Era quinta-feira da última semana da quaresma. O dia havia despertado manso e em silêncio, como nas semanas anteriores. O céu abria grafite suave e o sol trazia a claridade matinal em um tom de cinza sombrio e bastante calor. O movimento buliçoso dos meninos na Praça de Santa Cruz refletia de maneira admirável a perspectiva da participação de um representante de nossa tribo na cerimônia litúrgica do lava-pés, momento em que rememorava-se a humildade de Cristo na última ceia com seus apóstolos.

Itabaiana sempre foi um município com raízes fixas nas tradições cristãs e vivia o final de uma quarentena de melancolia contagiosa, marcada por distorções e privações sociais: sem festas, os santos cobertos com panos de cor roxa, as mulheres com véu de malha fina transparente cobrindo a cabeça, as mocinhas sem maquiagem, a cidade jejuando nas sextas-feiras e fazendo penitências para obter o perdão dos pecados. Não havia sentido envolvimento doloroso e sensação de baixa auto-estima profunda por causa de uma morte ocorrida há vinte séculos. Entretanto, a cidade chorava por um herói que temeu a morte.

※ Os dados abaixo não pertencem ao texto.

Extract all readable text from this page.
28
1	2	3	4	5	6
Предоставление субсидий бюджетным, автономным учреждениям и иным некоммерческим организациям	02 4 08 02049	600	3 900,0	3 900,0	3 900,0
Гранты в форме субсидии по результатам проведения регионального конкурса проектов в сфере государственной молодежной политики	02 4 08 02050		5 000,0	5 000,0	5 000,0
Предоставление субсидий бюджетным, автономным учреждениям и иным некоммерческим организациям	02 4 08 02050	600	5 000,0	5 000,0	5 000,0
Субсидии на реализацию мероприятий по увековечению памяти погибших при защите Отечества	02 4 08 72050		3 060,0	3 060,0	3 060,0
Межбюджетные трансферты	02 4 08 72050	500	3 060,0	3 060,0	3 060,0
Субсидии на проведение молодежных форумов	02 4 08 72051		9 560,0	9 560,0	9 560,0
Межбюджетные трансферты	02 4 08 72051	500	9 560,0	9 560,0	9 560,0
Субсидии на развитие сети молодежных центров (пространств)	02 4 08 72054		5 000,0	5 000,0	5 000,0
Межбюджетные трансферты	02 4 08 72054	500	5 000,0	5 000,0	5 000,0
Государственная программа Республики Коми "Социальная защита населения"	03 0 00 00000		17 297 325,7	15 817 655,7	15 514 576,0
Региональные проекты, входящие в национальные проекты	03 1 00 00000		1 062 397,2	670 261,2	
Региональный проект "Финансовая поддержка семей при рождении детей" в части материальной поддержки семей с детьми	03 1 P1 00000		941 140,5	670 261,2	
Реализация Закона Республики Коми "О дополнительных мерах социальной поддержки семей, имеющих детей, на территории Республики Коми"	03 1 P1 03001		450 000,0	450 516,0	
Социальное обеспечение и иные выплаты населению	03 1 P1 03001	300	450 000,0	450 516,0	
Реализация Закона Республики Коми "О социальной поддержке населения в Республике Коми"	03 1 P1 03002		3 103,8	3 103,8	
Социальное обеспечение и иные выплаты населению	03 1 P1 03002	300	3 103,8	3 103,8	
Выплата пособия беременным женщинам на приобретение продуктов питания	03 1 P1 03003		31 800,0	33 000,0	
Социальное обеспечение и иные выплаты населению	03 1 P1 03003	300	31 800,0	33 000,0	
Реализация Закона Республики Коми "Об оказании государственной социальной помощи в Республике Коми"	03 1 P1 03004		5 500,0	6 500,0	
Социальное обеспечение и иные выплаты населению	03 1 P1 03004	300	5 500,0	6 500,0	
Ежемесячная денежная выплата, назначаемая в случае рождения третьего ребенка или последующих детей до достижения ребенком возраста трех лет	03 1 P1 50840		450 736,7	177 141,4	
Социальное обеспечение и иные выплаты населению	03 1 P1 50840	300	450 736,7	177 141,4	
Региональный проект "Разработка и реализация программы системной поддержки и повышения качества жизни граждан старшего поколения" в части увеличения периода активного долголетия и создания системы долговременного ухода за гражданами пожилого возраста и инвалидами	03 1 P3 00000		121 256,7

Romualdo, o mais baixo entre os meninos de cinco a sete anos da escola, estudante exemplar, disciplinado, sempre bem penteado e bem vestido, era um modelo de criança que todos queriam imitar. Transformado em Thiago, saiu de casa acompanhado pela família, vários vizinhos e quase todos os colegas. Caminhávamos como uma procissão, por ruas e becos, guiados pelo pequeno apóstolo, na direção da Praça da Igreja, local florido e bem cuidado que parecia um oásis no meio da cidade empoeirada por ruas empiçarradas. As pessoas nas janelas, calçadas e nas portas das casas queriam conferir todos os detalhes na comitiva. Olhava para elas como se dialogasse intimamente sobre exagerada tristeza que se expressava em cada face. Precisava de respostas concretas. Indiferentes, permaneciam silenciosas, observando crianças e adolescentes sendo estimulados e preparados para a vida religiosa e social. Nos ensinavam que por mais doloroso e desafiador que fosse o sofrimento na Terra, para voarmos daqui para o céu, às vezes sem aviso prévio, só a igreja conhecia o caminho e possuía concessão exclusiva de purificar todas as culpas e pecados, e tornar fácil o acesso à eternidade. A programação da quaresma envolvia a população e fornecia conteúdo para motivar sofrimento, compaixão e dor, com a finalidade de fixar e perpetuar a marca Jesus.

Naquela época, meus heróis eram Zorro, Durango Kid, Billy Kidd e Roy Rogers, machos valentes, rápidos no gatilho, que beijavam as mocinhas e nada temiam para manter o bem sobre o mal. Sentia-me desapontado em adorar um defunto, de pés juntos, pregado numa cruz, no entanto, amedrontava-me divergir da tradição mantida por gente, em sua maioria, de baixa habilidade intelectual. As pessoas não se davam conta de que o sentimento de dor é sempre maléfico e acreditavam em coisas totalmente irracionais para os dias atuais. A mortalidade humana é universal, inevitável e irreversível.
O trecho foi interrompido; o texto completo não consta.